Testing custom Strapi APIs is worth the extra effort
Generated CRUD is nice partly because the behavior is predictable.
Once you add custom workflows, the behavior becomes your responsibility.
That means tests are not optional ceremony anymore. They are the thing standing between “this seems right” and “we can trust this under real use.”
The most valuable tests are usually:
- unauthorized access
- invalid payloads
- invalid state transitions
- duplicate or repeated submissions
- successful workflow completion
- external failure handling
This is especially important once an endpoint has business meaning.
No one wants to discover in production that “submit order” is not idempotent or that a policy check only works for one role path.
When custom APIs are worth the extra complexity
The answer is not “always once things get serious.”
There is still a cost.
A custom API usually means:
- more code to own
- more contracts to document
- more testing responsibility
- more room for architectural drift if the layering gets sloppy
So the right threshold is not whether custom APIs feel powerful. It is whether the product behavior actually needs them.
If the endpoint is still just straightforward record CRUD, generated Strapi APIs are often exactly the right tool.
If the endpoint is expressing workflow, coordination, business rules, or side effects, that is when the extra structure starts paying you back.
Final takeaway
Strapi’s generated CRUD layer is excellent scaffolding.

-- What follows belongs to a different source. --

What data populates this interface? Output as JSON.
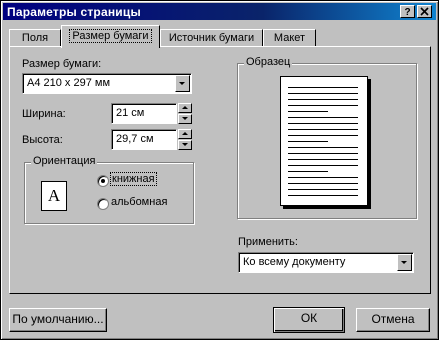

It is just not the final architecture for every backend.
Once your API starts needing intent, orchestration, and stronger guarantees, the custom route and service layer is usually the healthier place to be.
The practical pattern is pretty simple:
- make routes explicit
- keep controllers thin
- move domain logic into services
- use policies for authorization
- use middleware for cross-cutting concerns
- validate early
- queue slow side effects
- test the workflows that actually matter
Do that, and your custom Strapi APIs stop feeling like an escape hatch from CRUD and start feeling like what they really are: the place where your backend finally begins to speak the language of your product.